= Novorossiysk Republic =

Poster dedicated to the Republic of Novorossiya

 The Novorossiysk Republic (Новороссийская республика) was a short lived breakaway state that existed from 12 to 25 December 1905. This short lived republic was one of many that broke away from the Russian Empire during the 1905 Russian Revolution.

Earlier, in the latter half of the 19th century Novorossiysk developed rapidly from humble beginnings and a population of only 430 in 1866 it developed rapidly with the construction of the first factory in the city in 1882, and the connection of the city by rail in 1888. To give some perspective on the growth of Novorossiysk, between 1887 and 1940 the ports' total economic turnover increased by over 1.4 million tons.

By the time the 20th century came to be rebel movements were sparking all across the Black Sea region, including in Novorossiysk.
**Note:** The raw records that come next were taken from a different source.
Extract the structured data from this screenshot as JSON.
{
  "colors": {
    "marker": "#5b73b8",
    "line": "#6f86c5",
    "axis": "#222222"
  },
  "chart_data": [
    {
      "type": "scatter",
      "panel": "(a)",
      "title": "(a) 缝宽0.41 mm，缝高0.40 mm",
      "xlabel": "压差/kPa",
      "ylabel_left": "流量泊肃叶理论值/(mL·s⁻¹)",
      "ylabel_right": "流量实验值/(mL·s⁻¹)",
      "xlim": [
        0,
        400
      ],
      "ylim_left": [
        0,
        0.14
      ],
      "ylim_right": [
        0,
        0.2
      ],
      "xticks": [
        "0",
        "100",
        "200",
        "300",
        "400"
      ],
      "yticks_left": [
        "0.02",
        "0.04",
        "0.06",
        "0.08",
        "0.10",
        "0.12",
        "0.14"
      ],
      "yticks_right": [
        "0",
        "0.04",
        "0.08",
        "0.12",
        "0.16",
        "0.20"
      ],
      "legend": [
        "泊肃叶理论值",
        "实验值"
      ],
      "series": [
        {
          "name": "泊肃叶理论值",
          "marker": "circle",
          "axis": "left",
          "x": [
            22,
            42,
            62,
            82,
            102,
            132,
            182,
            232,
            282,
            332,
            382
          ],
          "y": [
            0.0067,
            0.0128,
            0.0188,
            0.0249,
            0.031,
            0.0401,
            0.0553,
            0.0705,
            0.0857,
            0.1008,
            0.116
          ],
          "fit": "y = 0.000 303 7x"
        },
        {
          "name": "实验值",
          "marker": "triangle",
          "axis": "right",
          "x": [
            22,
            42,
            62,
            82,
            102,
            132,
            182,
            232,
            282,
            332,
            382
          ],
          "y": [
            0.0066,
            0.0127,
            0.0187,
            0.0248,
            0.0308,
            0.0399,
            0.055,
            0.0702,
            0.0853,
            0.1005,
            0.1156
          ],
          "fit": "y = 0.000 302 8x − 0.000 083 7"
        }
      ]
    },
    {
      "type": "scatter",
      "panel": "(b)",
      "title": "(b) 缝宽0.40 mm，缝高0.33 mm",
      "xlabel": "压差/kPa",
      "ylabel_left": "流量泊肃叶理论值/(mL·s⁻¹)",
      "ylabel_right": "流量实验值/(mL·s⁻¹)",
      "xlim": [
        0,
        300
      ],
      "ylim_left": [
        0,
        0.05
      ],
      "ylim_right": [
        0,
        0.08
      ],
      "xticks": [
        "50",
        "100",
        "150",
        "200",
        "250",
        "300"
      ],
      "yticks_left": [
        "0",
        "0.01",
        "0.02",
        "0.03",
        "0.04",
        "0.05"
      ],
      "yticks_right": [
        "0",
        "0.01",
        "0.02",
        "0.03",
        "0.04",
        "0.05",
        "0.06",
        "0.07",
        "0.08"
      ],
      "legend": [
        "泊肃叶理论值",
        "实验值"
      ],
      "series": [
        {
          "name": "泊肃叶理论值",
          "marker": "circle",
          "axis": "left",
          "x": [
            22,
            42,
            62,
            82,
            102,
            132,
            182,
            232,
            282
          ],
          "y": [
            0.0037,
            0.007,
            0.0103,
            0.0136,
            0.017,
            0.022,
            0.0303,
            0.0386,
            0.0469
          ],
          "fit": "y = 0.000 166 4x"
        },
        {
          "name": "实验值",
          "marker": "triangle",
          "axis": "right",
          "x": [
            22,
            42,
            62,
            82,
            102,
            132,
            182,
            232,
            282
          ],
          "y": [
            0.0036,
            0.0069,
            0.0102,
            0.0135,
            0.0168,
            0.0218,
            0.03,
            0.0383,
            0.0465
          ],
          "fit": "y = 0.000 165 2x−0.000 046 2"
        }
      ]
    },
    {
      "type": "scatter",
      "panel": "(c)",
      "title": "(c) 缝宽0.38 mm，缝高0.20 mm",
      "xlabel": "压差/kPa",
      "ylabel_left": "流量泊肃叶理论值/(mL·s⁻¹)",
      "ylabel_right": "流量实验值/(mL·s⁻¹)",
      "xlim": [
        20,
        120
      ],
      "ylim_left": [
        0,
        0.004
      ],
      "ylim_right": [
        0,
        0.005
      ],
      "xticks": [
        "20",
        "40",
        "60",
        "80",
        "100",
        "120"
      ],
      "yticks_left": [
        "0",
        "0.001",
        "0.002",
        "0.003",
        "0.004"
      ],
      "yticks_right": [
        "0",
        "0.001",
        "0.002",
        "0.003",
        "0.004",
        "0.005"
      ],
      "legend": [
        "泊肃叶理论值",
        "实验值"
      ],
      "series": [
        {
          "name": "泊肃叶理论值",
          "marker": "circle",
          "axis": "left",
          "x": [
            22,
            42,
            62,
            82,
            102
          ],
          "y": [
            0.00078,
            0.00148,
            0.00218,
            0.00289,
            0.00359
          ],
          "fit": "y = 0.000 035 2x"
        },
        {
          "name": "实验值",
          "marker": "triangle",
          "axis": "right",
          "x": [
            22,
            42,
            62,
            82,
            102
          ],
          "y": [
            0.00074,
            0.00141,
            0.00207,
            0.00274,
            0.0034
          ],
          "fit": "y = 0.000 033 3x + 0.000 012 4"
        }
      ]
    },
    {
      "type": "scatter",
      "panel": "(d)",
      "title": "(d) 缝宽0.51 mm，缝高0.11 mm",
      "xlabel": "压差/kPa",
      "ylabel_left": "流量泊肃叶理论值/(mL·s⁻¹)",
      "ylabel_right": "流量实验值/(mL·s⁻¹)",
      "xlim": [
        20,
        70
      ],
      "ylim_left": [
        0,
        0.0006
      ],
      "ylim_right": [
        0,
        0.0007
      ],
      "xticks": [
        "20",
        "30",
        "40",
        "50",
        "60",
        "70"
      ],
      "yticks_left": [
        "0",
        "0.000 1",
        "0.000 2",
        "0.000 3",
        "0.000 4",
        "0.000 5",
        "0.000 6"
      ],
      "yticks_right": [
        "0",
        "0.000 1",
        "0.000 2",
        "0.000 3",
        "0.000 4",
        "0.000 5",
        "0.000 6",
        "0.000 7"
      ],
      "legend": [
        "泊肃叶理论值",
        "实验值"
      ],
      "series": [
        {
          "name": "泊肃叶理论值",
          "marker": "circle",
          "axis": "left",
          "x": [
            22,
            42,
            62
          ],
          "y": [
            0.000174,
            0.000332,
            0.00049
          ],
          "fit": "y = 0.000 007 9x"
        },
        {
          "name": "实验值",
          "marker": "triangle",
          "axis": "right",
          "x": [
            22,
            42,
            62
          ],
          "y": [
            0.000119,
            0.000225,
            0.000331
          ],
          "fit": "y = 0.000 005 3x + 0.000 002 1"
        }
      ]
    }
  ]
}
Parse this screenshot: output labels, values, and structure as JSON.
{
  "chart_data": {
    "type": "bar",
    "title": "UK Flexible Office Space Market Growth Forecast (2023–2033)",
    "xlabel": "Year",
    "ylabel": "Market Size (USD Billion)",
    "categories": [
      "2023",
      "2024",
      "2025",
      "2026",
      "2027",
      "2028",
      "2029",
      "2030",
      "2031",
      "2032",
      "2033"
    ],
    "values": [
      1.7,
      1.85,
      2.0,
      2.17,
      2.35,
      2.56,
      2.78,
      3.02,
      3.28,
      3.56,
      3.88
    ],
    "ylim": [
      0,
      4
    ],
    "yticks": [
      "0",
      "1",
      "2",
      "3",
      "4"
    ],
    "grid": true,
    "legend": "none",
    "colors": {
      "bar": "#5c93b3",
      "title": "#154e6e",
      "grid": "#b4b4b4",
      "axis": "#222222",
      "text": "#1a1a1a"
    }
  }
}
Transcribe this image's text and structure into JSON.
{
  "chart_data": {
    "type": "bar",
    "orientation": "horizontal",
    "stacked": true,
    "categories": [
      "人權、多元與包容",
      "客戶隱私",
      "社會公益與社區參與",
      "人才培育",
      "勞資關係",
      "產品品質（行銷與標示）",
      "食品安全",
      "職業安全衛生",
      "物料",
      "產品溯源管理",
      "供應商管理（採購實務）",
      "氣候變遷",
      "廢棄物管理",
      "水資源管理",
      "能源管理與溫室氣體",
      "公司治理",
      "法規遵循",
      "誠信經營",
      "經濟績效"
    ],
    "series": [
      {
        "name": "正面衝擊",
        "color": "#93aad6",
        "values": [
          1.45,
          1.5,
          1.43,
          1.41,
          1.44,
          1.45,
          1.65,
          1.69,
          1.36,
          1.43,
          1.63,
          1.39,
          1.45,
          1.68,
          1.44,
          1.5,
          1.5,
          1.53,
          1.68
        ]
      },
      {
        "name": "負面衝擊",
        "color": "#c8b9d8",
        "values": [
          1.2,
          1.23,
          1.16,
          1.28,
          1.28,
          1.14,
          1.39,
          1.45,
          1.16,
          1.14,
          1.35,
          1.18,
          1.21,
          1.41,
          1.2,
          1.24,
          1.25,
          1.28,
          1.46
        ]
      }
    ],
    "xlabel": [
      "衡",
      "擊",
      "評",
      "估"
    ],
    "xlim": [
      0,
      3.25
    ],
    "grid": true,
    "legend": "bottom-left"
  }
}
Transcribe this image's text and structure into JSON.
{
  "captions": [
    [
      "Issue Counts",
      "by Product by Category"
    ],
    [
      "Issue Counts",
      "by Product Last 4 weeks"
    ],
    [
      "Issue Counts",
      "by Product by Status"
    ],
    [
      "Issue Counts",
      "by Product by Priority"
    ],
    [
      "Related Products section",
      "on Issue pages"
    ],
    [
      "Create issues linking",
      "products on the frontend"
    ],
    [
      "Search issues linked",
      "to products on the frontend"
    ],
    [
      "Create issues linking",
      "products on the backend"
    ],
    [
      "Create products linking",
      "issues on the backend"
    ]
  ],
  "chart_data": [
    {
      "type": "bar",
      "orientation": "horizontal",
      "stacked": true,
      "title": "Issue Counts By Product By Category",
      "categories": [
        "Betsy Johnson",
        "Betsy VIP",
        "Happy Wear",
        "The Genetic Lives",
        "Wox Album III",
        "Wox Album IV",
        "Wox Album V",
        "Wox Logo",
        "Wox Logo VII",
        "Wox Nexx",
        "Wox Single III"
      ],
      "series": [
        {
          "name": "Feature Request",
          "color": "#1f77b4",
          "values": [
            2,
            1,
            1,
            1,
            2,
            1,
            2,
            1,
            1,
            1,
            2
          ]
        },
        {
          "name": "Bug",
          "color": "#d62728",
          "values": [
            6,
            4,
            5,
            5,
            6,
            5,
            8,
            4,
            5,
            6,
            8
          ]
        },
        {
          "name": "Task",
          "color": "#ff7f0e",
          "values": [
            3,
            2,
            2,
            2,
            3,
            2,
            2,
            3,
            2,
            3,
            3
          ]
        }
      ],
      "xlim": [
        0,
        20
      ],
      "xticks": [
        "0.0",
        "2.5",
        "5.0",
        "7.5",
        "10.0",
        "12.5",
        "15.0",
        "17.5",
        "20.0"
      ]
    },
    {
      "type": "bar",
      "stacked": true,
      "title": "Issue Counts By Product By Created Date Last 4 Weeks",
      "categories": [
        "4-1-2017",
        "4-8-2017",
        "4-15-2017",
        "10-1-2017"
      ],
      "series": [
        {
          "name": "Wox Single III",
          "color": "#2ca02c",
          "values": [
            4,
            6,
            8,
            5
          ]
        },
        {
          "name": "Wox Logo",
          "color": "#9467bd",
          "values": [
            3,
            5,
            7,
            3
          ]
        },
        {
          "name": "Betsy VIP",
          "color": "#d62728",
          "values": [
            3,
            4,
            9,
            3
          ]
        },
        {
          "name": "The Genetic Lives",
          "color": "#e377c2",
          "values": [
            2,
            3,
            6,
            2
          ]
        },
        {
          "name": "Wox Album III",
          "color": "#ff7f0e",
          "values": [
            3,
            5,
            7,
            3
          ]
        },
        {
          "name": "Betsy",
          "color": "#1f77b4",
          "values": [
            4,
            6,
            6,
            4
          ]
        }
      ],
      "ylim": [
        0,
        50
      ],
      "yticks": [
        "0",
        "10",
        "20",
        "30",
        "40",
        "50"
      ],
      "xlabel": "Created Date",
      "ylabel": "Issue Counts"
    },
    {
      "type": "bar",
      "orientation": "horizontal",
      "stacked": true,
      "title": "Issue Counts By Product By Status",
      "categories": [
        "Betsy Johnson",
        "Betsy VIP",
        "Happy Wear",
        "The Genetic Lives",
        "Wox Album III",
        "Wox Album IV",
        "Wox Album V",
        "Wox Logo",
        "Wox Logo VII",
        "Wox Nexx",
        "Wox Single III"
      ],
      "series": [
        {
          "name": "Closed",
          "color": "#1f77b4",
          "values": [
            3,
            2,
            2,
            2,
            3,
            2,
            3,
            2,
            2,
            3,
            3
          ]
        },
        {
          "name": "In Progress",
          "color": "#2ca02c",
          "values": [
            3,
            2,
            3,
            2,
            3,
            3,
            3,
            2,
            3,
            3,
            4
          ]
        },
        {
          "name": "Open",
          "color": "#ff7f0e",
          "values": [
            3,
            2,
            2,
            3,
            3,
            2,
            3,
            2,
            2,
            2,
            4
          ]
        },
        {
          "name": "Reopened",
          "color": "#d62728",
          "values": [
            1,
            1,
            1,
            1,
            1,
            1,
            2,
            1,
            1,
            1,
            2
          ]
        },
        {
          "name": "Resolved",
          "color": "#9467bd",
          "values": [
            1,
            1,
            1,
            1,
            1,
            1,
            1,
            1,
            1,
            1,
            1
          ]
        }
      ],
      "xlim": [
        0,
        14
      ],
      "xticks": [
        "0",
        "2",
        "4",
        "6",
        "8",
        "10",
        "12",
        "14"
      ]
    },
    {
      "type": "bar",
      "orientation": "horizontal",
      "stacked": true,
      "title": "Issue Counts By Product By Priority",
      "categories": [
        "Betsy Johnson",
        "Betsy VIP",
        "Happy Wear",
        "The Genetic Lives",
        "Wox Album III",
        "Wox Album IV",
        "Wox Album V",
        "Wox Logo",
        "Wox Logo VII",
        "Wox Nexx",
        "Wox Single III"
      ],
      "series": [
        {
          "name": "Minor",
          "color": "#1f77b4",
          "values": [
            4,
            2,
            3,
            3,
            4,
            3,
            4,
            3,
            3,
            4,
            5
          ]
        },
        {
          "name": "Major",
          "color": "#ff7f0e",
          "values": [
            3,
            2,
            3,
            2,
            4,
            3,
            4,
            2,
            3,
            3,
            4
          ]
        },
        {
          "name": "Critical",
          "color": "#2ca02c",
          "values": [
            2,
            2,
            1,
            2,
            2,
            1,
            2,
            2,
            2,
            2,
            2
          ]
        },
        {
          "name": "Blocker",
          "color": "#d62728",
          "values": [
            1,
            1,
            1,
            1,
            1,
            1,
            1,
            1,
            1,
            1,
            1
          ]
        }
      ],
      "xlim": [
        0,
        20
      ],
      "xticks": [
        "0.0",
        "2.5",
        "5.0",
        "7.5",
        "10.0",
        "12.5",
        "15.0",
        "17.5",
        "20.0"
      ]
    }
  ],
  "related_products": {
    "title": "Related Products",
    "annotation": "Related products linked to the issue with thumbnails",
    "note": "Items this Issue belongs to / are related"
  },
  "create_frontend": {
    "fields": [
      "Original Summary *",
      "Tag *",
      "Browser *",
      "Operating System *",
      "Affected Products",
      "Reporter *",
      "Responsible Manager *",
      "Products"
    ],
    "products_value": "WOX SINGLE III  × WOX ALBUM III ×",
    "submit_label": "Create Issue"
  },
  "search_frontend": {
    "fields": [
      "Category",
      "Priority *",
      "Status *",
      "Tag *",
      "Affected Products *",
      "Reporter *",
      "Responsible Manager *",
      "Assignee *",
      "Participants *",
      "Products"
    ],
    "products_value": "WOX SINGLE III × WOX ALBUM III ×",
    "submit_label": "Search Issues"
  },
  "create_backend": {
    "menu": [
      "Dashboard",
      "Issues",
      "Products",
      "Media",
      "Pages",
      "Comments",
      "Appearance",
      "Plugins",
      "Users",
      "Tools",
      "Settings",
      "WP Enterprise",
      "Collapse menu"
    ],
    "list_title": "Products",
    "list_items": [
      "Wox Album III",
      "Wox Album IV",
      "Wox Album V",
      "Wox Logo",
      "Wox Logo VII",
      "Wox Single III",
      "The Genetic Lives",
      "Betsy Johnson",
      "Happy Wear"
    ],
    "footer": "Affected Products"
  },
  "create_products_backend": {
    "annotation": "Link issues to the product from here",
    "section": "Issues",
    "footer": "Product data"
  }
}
In 1902 the Novorossiysk Social Democratic Union is created. Across 1905 several strikes were organized in Novorossiysk, one in February, one in May, and another one in July. The most powerful uprising however came in December. On 8 December Bolshevik leaders in Novorossiysk proclaimed an armed uprising against the government of the Russian Empire. On 14 December the government introduced many new policies such as; an eight-hour work day, a new workers committee which would control the hiring and dismissing of workers, a new armed workers squad which took control of the railways and sea transport on behalf of the government, taxation of the rich, a new peoples court, and a new socialist newspaper of which four issues were published. On 24 December Tsarist forces were sent to Novorossiysk, in order to preserve the revolutionary forces the government offered no resistance and stopped operation on 25 December. The Novorossiysk socialist movement went underground as Tsarist forces entered the city, seven socialist officials from the republic were given death sentence (later spared and their punishment reduced to hard labor), and 13 others were assigned various forms of hard labor.